Meridian Hill Park in winter

Call it a sign of the scattered and rushed times we live in. There is an entire blog devoted solely to documenting the failures and ensuing apologies of other bloggers — those who have returned to their keyboard, hat in hand to their readers, following a long absence. It’s titled, fittingly, Sorry I Haven’t PostedIt’s been since January since I tapped out anything here on Road Notes, and so I suppose I could count myself among these bloggers’ ranks. But at this point the apology is probably unnecessary. Judging by the readership stats, it would likely just echo out into the emptiness of cyberspace.

Things have been warming up here in the District; as I wrote in my last post, however, the weather never really cooled after the glow of autumn. Still, it’s been nice to have consistently summer-like weather lately. People don shorts and flip-flops, the sidewalk cafes are set out, and the pace of day-to-day life somehow seems slower — if only just because the hours of daylight are longer.

Today I took a jog (my first in too long) up to Meridian Hill Park. It’s what I would call D.C.’s answer to New York’s Central Park, with the major caveat that it is smaller and more humble by several orders of magnitude. But at least it is my central beacon in this city. During the winter, skateboarders would ride the curves of its empty fountain, and on morning runs the fingers of bare trees would seem to reach above the dawn horizon, unrivaled by the stories of surrounding buildings, simply because of the hill’s vantage point.

Now the trees have become lush again: draped in greenery, they form a canopy enclosing a space that feels worlds away from all that “Washington” has come to mean to the rest of the United States, or the rest of the world. There was a line of men sitting on a bench rapping on bongo drums, assisted by spurts of melody from a saxophonist, who stood on one end. Young men and women without shoes on — on either side of the park — tried their best to balance along tight-ropes they had set up between trees. And a few souls laid out on the grass in solitude, accompanied only by the pages of the paperbacks they held.

I think of spring as the time when I first discovered D.C. Though J and I actually moved here in January of last year, during a comparatively bitter winter, it wasn’t until the leaves came out that I began taking runs through the neighborhoods, finding the surprising quiet between the rows of brick townhomes. In the fall of 2010 I wrote about finding a halcyon moment during a stroll through a small town in rural Wisconsin, where my wife is from. In D.C., I have found the joy in taking runs around town. I never wear headphones, so that I can hear the sparse signs of nature (but mostly the sirens), and I often am spurred to break off of the route I have drawn.
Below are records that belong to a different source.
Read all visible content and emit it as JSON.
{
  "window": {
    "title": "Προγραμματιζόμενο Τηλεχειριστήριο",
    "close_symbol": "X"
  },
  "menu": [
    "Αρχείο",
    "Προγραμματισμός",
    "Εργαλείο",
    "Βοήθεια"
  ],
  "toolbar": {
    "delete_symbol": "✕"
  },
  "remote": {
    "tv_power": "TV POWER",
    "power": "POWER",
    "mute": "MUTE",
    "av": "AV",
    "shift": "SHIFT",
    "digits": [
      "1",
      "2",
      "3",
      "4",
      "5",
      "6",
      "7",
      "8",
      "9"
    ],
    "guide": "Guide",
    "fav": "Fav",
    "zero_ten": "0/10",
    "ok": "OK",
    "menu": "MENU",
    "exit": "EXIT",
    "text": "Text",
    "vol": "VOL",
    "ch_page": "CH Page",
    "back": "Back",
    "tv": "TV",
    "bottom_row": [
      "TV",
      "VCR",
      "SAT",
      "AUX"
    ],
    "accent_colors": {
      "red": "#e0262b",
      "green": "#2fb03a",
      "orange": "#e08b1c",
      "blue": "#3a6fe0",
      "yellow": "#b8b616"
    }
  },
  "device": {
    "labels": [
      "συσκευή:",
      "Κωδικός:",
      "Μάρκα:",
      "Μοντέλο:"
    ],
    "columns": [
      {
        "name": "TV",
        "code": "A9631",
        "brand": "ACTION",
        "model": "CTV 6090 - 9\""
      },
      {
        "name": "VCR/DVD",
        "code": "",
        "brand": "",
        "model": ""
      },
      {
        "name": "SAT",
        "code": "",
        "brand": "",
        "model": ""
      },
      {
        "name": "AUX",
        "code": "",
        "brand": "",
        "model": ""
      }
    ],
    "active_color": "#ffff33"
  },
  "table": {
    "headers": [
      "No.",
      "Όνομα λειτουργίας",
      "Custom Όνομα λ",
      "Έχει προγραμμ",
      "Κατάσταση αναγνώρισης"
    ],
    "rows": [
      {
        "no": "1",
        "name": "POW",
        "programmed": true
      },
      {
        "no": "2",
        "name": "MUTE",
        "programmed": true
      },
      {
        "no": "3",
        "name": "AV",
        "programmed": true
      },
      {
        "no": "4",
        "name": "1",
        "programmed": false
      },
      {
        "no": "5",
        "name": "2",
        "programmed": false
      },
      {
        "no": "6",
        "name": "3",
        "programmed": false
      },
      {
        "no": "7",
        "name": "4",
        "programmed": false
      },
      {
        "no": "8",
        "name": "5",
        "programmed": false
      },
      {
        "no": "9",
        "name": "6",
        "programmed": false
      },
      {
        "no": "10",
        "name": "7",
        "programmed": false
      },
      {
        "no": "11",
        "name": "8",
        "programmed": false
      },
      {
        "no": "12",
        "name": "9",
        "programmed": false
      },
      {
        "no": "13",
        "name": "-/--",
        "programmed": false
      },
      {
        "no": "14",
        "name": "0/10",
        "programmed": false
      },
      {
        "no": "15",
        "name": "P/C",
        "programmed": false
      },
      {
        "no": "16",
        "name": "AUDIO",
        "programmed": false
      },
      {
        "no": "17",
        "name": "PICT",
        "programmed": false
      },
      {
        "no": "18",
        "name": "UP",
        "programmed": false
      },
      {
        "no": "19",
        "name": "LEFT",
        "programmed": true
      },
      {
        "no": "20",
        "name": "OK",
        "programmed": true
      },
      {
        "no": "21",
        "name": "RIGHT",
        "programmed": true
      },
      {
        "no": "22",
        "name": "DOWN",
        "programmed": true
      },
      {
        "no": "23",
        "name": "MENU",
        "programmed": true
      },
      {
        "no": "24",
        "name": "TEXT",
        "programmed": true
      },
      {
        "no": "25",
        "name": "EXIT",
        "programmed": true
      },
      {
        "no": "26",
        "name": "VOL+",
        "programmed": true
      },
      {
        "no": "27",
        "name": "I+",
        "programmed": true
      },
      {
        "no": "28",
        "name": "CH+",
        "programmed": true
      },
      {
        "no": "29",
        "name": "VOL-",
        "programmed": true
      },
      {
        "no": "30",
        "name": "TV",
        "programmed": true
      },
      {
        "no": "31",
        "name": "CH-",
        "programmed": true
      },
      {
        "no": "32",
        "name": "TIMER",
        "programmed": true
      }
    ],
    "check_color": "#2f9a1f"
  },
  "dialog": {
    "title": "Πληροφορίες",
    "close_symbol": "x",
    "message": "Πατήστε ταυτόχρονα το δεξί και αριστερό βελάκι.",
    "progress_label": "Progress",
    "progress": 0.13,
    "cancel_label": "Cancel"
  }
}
As could be said of many capitals, in the District, there are two cities: the one of Capitol Hill, the monuments, the White House, and K Street; and the one of low-slung neighborhoods, where folks of all types mingle, whether they are building careers, building families, both, or just passing on through. And when I run, I transverse these worlds, throttling my speed up and down commensurate with how familiar or unfamiliar the neighborhood is — and how winded I am.

As I settle into spring again, I resume this curiosity. The city (both of them) seems to open up and I let my legs carry me. And I tell myself that I’ll do a better job of remembering what I see, so that I can bring it back, and write it down here.